El amor, en todas sus acepciones, consiste en dar lo mejor de nosotros sin esperar una recompensa a cambio. Demos amor a quienes nos dan amor. Que no nos suceda como a los protagonistas de “El cofre de cristales rotos”.
Érase una vez un anciano viudo que vivía solo. Había trabajado duramente toda su vida para dar lo mejor a los suyos, pero los infortunios lo habían dejado en la bancarrota y ahora era tan viejo que ya no podía trabajar. Tenía tres hijos varones, que crecieron, se casaron y estaban tan ocupados con sus vidas que solo tenían tiempo para cenar con su padre una vez por semana. El anciano estaba cada vez más débil y los hijos lo visitaban cada vez menos.
—No quieren estar conmigo ahora porque tienen miedo de que yo me convierta en una carga—, se decía a sí mismo.

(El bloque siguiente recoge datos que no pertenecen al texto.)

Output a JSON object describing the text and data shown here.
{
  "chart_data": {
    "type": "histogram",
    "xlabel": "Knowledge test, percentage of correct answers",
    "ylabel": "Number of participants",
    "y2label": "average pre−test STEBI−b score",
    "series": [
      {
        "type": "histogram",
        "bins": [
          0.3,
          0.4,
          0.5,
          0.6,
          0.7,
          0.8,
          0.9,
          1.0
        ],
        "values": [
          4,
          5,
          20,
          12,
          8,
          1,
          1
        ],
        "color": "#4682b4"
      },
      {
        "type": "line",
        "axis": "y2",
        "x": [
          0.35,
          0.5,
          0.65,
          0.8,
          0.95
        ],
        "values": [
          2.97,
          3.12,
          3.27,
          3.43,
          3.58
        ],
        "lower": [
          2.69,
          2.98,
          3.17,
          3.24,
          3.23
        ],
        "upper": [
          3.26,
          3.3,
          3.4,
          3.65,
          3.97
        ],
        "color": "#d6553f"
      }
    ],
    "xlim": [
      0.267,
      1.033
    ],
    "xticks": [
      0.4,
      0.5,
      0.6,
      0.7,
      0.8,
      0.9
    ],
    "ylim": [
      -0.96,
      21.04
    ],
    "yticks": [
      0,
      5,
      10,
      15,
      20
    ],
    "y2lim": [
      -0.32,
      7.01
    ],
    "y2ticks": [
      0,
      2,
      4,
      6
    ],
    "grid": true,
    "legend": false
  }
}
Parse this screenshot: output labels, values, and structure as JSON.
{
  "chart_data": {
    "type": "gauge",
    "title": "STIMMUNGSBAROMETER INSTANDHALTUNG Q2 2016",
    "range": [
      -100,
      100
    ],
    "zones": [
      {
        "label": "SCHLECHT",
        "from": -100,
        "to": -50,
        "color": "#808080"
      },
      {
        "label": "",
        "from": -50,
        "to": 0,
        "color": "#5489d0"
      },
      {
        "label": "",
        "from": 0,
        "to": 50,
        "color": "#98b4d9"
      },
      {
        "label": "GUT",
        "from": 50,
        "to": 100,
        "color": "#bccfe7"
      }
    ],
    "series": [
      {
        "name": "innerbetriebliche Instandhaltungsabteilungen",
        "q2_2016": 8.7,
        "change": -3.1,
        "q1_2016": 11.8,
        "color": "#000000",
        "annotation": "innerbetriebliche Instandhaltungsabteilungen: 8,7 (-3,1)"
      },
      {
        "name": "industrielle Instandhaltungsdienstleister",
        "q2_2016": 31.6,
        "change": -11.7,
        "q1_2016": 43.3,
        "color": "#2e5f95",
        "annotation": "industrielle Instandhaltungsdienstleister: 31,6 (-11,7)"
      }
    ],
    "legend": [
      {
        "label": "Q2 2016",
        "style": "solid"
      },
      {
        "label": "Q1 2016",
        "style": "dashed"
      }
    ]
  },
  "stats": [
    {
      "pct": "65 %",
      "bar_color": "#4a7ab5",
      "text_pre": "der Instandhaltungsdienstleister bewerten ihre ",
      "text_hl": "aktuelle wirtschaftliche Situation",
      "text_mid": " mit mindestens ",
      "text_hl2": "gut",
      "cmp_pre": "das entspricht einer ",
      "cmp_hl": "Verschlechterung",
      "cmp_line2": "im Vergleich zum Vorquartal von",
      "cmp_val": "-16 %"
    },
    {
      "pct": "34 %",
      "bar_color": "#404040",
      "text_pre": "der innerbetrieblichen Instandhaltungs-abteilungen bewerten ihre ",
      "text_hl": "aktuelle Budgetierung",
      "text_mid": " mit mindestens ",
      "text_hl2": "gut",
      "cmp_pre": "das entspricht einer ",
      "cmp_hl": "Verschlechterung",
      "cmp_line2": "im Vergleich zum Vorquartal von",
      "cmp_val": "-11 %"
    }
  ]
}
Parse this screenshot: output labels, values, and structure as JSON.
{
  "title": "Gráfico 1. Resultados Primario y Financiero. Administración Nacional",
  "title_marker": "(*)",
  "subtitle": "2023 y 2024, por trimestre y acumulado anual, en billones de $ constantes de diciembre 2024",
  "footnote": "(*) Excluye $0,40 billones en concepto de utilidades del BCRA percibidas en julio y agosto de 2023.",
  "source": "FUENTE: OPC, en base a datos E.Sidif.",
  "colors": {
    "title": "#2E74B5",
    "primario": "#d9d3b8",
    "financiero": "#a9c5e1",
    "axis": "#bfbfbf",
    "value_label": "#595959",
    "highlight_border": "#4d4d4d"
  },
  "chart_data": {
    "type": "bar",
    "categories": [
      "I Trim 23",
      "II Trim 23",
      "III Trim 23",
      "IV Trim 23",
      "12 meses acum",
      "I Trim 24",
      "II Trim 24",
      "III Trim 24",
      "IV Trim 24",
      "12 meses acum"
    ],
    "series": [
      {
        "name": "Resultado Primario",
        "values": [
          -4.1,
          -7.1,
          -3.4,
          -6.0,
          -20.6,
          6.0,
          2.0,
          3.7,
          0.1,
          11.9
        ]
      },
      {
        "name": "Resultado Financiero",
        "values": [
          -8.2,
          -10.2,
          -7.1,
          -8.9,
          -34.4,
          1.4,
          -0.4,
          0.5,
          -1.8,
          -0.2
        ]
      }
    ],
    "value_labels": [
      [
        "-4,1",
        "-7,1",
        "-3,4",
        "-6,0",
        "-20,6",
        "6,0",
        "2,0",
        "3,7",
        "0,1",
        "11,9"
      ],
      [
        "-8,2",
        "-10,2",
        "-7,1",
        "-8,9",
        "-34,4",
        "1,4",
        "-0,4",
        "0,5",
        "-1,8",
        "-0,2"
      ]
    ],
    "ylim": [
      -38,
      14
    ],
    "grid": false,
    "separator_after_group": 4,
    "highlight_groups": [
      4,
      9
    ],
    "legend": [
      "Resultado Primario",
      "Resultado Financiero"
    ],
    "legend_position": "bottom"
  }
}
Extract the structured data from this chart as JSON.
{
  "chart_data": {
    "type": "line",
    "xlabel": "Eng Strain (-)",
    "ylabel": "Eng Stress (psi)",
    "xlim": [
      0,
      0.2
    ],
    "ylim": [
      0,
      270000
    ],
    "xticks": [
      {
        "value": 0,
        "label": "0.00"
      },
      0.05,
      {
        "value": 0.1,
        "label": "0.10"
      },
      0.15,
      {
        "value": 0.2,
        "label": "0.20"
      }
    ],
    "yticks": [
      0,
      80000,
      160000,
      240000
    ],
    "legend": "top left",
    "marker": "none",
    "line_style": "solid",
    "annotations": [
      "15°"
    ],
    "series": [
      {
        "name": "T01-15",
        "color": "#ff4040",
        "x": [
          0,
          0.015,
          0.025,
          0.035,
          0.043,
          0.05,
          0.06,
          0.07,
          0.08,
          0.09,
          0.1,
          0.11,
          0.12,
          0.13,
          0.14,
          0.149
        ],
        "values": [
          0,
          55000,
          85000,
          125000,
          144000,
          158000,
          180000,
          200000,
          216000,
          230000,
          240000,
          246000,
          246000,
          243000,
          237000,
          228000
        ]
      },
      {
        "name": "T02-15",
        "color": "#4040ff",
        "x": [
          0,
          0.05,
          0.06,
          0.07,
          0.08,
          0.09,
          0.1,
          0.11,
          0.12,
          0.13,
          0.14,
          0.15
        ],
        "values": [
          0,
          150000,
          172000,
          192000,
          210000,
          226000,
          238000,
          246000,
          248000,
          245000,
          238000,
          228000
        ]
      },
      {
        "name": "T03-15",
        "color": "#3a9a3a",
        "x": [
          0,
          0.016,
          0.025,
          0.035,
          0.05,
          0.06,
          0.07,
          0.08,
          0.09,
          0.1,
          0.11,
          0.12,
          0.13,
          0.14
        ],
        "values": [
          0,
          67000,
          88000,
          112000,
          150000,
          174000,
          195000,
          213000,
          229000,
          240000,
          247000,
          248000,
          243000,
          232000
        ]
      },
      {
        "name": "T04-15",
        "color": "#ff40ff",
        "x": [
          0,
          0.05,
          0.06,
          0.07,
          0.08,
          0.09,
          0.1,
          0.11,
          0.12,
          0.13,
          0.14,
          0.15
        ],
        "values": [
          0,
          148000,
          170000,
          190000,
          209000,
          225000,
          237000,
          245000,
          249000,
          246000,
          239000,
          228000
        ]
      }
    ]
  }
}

Se pasó una noche en vela pensando qué sería de él hasta que ideó un plan.
Al día siguiente fue a ver a su amigo el carpintero para que le hiciese un cofre grande. Después visitó a su amigo el cerrajero y le pidió que le diese un cerrojo viejo. Finalmente estuvo con su amigo el vidriero, a quien pidió todos los cristales rotos que tuviese.
El anciano se llevó el cofre a casa, lo llenó hasta arriba de cristales rotos, le echó la llave y lo puso bajo la mesa de la cocina. Cuando sus hijos fueron a cenar lo tocaron con los pies.
—¿Qué hay en ese cofre?—, preguntaron mirando bajo la mesa.
—Nada; solo algunas cosillas que he ahorrado—, respondió el anciano.
Sus hijos lo empujaron y vieron que era muy pesado. Lo patearon y oyeron un tintineo.
—Debe estar lleno con el oro que ahorró a lo largo de los años—, susurraron sus vástagos.
Hablaron entre sí y comprendieron que debían custodiar el tesoro. Decidieron turnarse para vivir con su padre y así también podrían cuidar de él.
La primera semana el hijo menor se mudó a casa de su padre, lo cuidó y le cocinó. A la semana siguiente lo reemplazó el segundo hijo y la tercera semana acudió el hermano mayor. Y en ese orden fueron turnándose por un tiempo.
Al cabo de los meses el anciano enfermó y falleció. Los hijos le hicieron un bonito funeral, pues sabían que una fortuna los aguardaba bajo la mesa de la cocina y podían permitirse un gasto grande. Cuando terminó la ceremonia buscaron en toda la casa hasta encontrar la llave y abrieron el cofre. Y, claro, lo encontraron lleno de cristales rotos.
—¡Qué triquiñuela infame!—, exclamó el hijo mayor.
—Pero ¿qué podía hacer nuestro padre si no eso? Seamos francos. De no haber sido por el cofre lo habríamos descuidado hasta el final de sus días—, dijo el hijo mediano.
—Estoy avergonzado de mí mismo. Obligamos a nuestro padre a rebajarse al engaño porque no observamos el mandamiento que él nos enseñó cuando éramos pequeños—, afirmó entre sollozos el hijo menor.
Moraleja: Nuestros amigos, familiares y todos los que nos han dado su amor durante nuestra existencia se merecen el mismo trato. Actuemos sin esperar nada a cambio con quienes siempre nos han querido de manera desinteresada.